Didn’t matter. Casing an empty house as a backup plan was child’s play. All he’d had to do was break in beforehand, then pretend to unlock the door when he and the bitch arrived—this time in Lorna’s car. He’d driven the Maxima from the fire and left it parked a mile or so away from the station for his latest move.
After he finished here, he’d drive the vehicle back to the downtown area, ditch it, and fetch his own piece of crap, the whole thing a done deal before the limp-dick cops figured out what the fuck was going on, or nailed the whore’s identity.
He stood and listened intently as the sirens faded into the distance. With the team focused on rushing to their destination, he doubted anyone could’ve spotted him, even without the cover of darkness working to his advantage.
They’d be gone for a while, longer than normal, considering the hellacious mess they’d discover. He had plenty of time to leave the lieutenant a little gift. Not that he wanted to hang around any longer than necessary.

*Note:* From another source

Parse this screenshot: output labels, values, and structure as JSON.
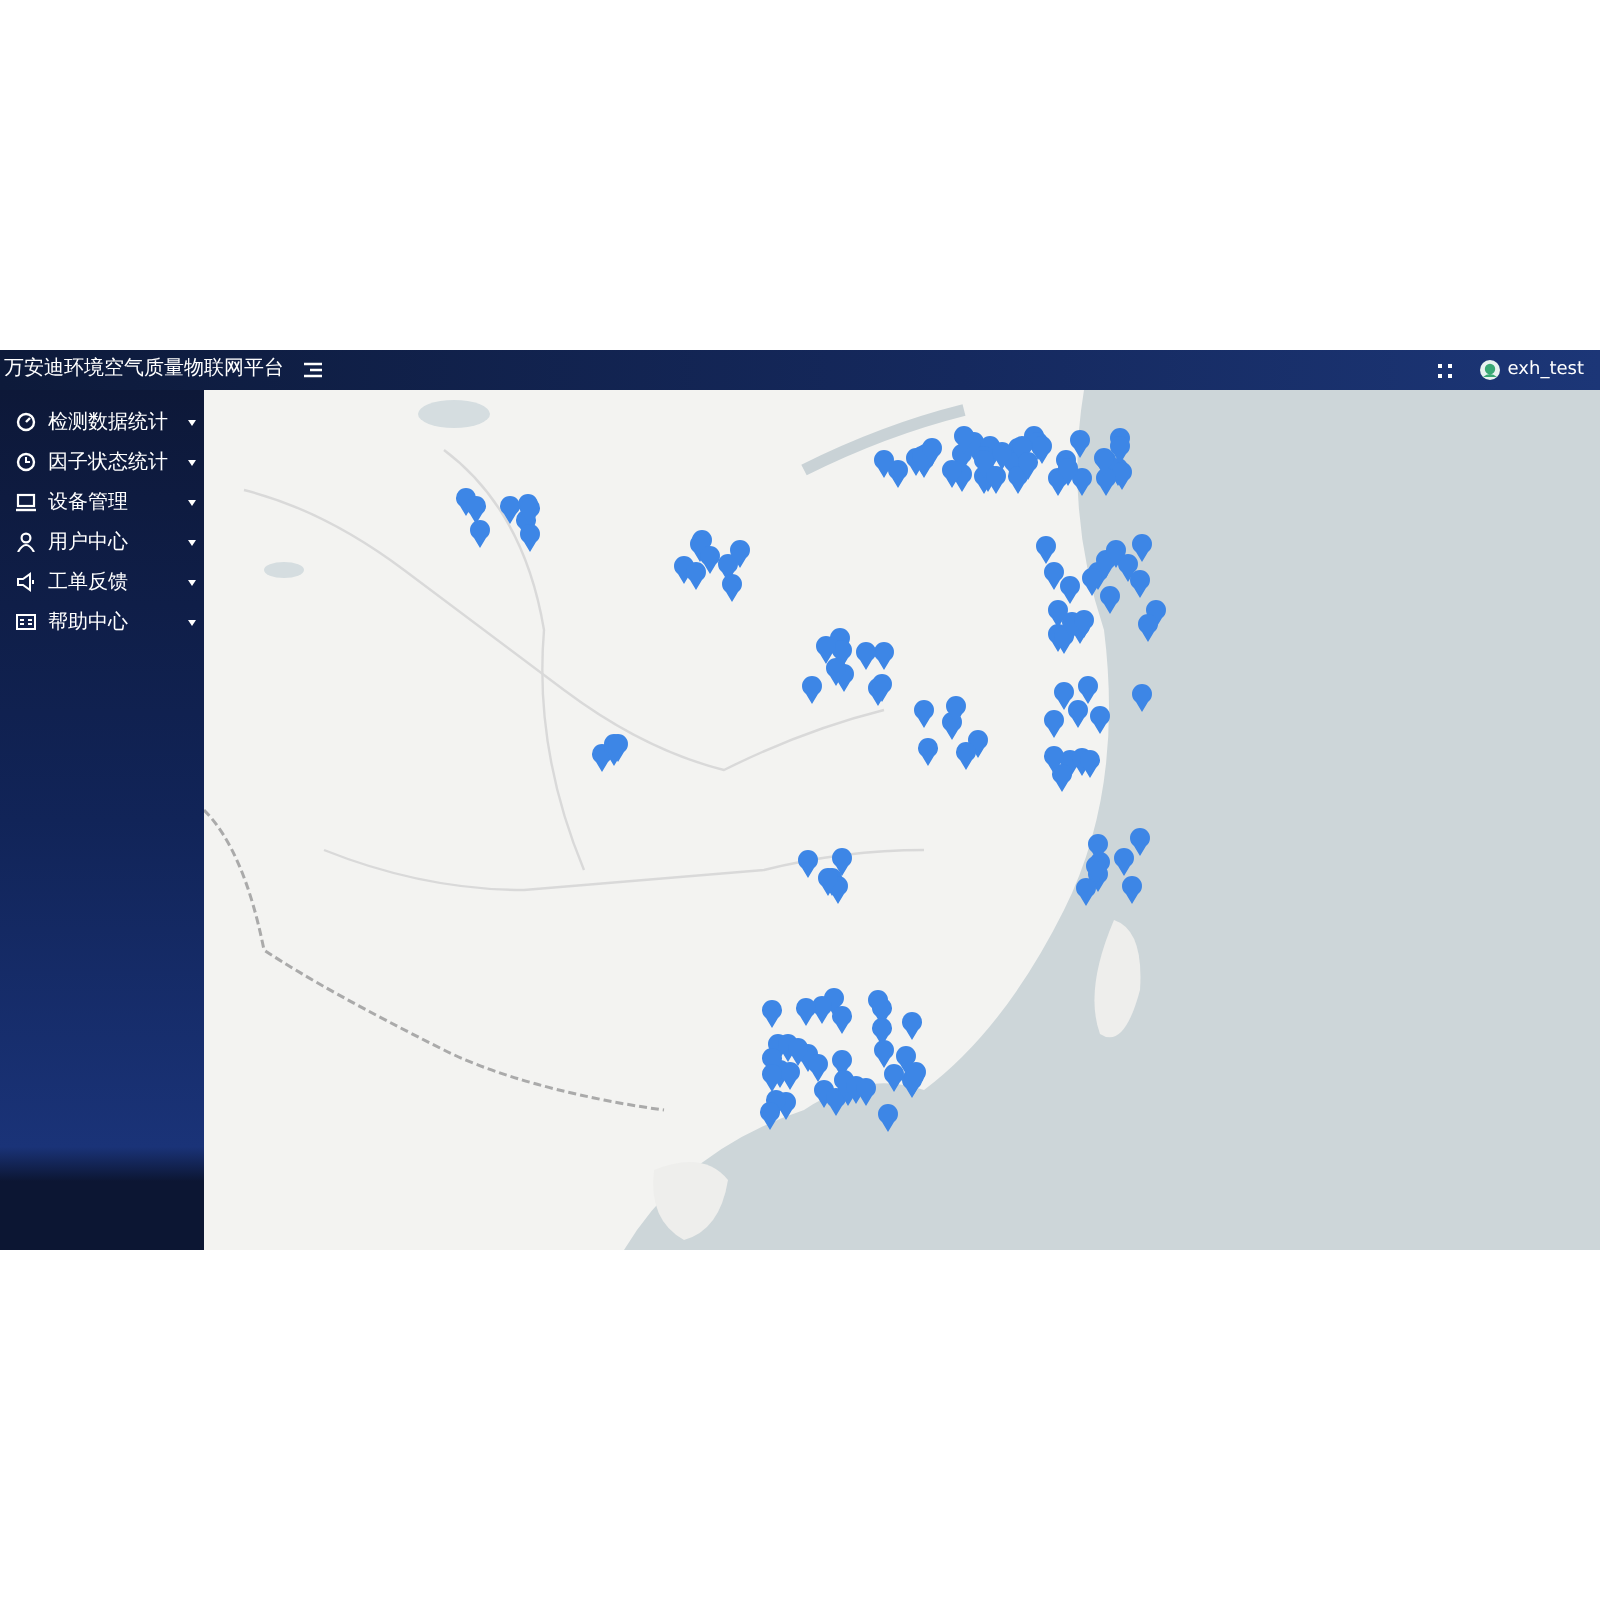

The bastard’s bunk was the perfect target. More personal to have your space violated. Sinister. Finding the right one presented the real problem. He’d search quickly and if all else failed, he’d leave his surprise in the station’s office.
Stepping through the door separating the bay from the hallway leading to the inner sanctum, he glanced back at the lettering on the window and smirked in dark amusement. EVERYBODY GOES HOME.